Ingrid Klimke und Dresden Mann

Startschuss in Hagen. Den ersten Dressurwettbewerb hat Ingrid Klimke mit Dresden Mann für sich entschieden. Der Prix St.Georges war eine Prüfung voller „Big Names“, zwei- wie vierbeiniger. Und Platz zwei ging an eine deutsche Nachwuchsreiterin.

Als Hengst war der westfälische Dresemann-Sohn Dresden Mann mitunter wenig auf seine Reiterin konzentriert, war aber dennoch zweimal Sechster bei den Weltmeisterschaften Junger Dressurpferde und Champion in Westfalen. Neuerdings ist der Hormonhaushalt heruntergefahren – „Alfi“, wie er im Stall Klimke heißt ist schon etwas länger Wallach und dies war wohl ein „Schnitt in die richtige Richtung“. Denn mit der Konzentration kamen die Siege. Jetzt auch in Hagen. Der Rappe ging eine sichere Runde, punktete im starken Schritt, den fliegenden Galoppwechseln und Traversalen. Ein durch und durch gut gerittenes Pferd, das z. B. auch für die Volten in vorbildlicher Stellung und Biegung Achten erhielt. Mit 73, 684 Prozenten setzte sich Klimke an die Spitze eines prominent besetzten Feldes. Zweite wurde Charlott-Marie Schürmann mit der Dr. Jackson-Tochter Donna Jackson mit einer schwungvollen und sehr routinierten Vorstellung (73,026).

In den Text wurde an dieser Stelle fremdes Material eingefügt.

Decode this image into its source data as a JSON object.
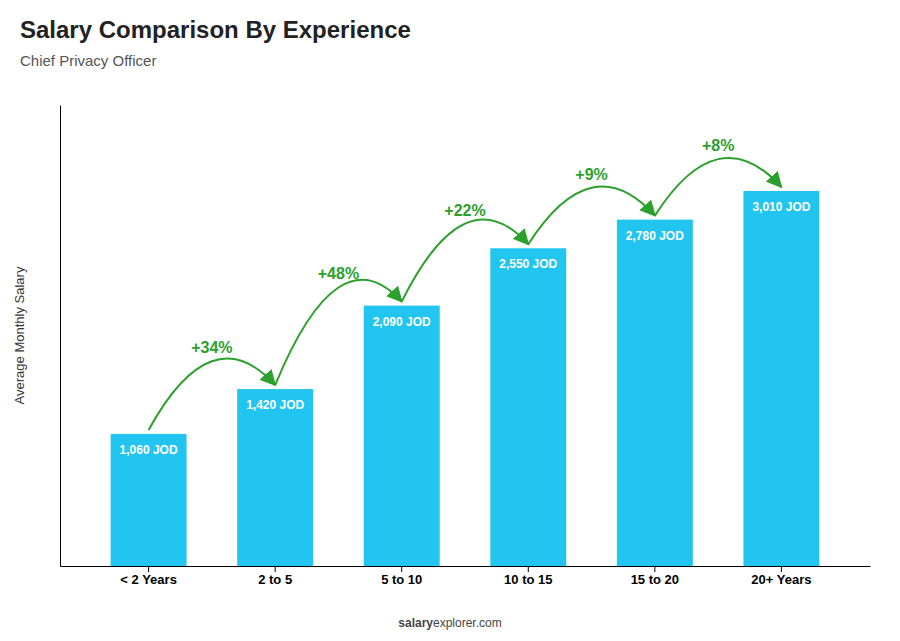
{
  "chart_data": {
    "type": "bar",
    "title": "Salary Comparison By Experience",
    "subtitle": "Chief Privacy Officer",
    "ylabel": "Average Monthly Salary",
    "categories": [
      "< 2 Years",
      "2 to 5",
      "5 to 10",
      "10 to 15",
      "15 to 20",
      "20+ Years"
    ],
    "values": [
      1060,
      1420,
      2090,
      2550,
      2780,
      3010
    ],
    "value_labels": [
      "1,060 JOD",
      "1,420 JOD",
      "2,090 JOD",
      "2,550 JOD",
      "2,780 JOD",
      "3,010 JOD"
    ],
    "data_labels": true,
    "annotations": [
      "+34%",
      "+48%",
      "+22%",
      "+9%",
      "+8%"
    ],
    "footer": [
      "salary",
      "explorer.com"
    ],
    "color": "#22c5f0",
    "ylim": [
      0,
      3700
    ],
    "grid": false,
    "tick_labels": "x"
  }
}
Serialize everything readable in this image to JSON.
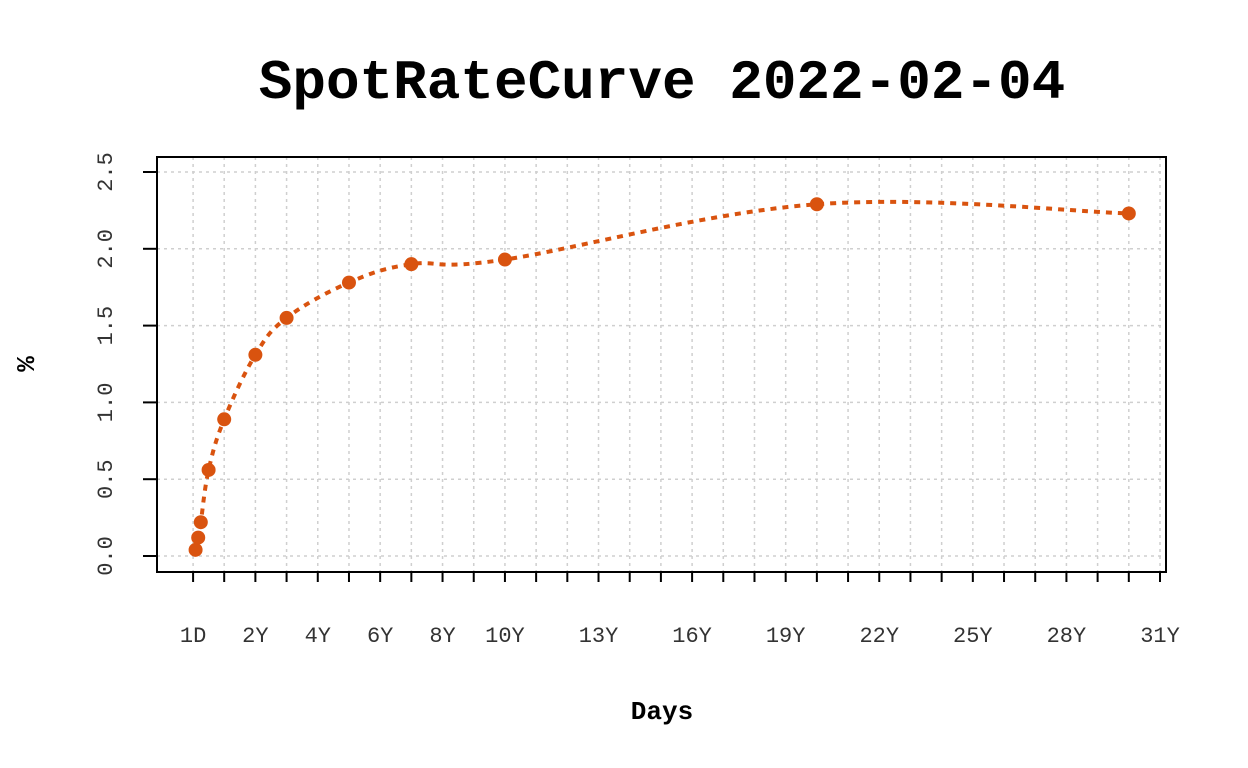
{
  "chart_data": {
    "type": "line",
    "title": "SpotRateCurve 2022-02-04",
    "xlabel": "Days",
    "ylabel": "%",
    "x_tick_labels": [
      "1D",
      "2Y",
      "4Y",
      "6Y",
      "8Y",
      "10Y",
      "13Y",
      "16Y",
      "19Y",
      "22Y",
      "25Y",
      "28Y",
      "31Y"
    ],
    "x_tick_years": [
      0.003,
      2,
      4,
      6,
      8,
      10,
      13,
      16,
      19,
      22,
      25,
      28,
      31
    ],
    "y_ticks": [
      0.0,
      0.5,
      1.0,
      1.5,
      2.0,
      2.5
    ],
    "y_tick_labels": [
      "0.0",
      "0.5",
      "1.0",
      "1.5",
      "2.0",
      "2.5"
    ],
    "xlim_years": [
      0,
      31
    ],
    "ylim": [
      -0.1,
      2.6
    ],
    "grid": true,
    "series": [
      {
        "color": "#d9530f",
        "x_years": [
          0.083,
          0.167,
          0.25,
          0.5,
          1,
          2,
          3,
          5,
          7,
          10,
          20,
          30
        ],
        "values": [
          0.04,
          0.12,
          0.22,
          0.56,
          0.89,
          1.31,
          1.55,
          1.78,
          1.9,
          1.93,
          2.29,
          2.23
        ]
      }
    ]
  }
}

Ihr internationales Debüt in der Kleinen Tour, also auf Niveau des Prix St. Georges, gab die dänische Don Schufro-Tochter Uno Donna Unique, einst Weltmeisterin der Jungen Pferde unter dem Dänen Andreas Helgstrand. Jetzt steht die beeindruckende Dunkelfuchsstute im Besitz eines Luxemburger Pharmaunternehmers und wird von dem Schweden Patrik Kittel geritten. 72,061 Prozent erzielte das Paar, die höchsten Noten gab es für Trabtraversalen und Verstärkungen in Trab und Galopp. Vierter wurde Isabell Werths Stalljockey Matthias Bouten mit dem Rheinländer Flatley v. Fürst Picolo, der unter Werth Zweiter im Nürnberger Burgpokal 2011 war. Bouten sitzt wie gemalt und ritt eine sichere Runde, das Pferd immer in schöner Silhouette (71,228). Seine Chefin wurde mit dem mächtigen Laurenti v. Laurentio Achte (69,430). Der Hüne zeigte sein Potenzial, war aber in der Anlehnung nicht immer konstant.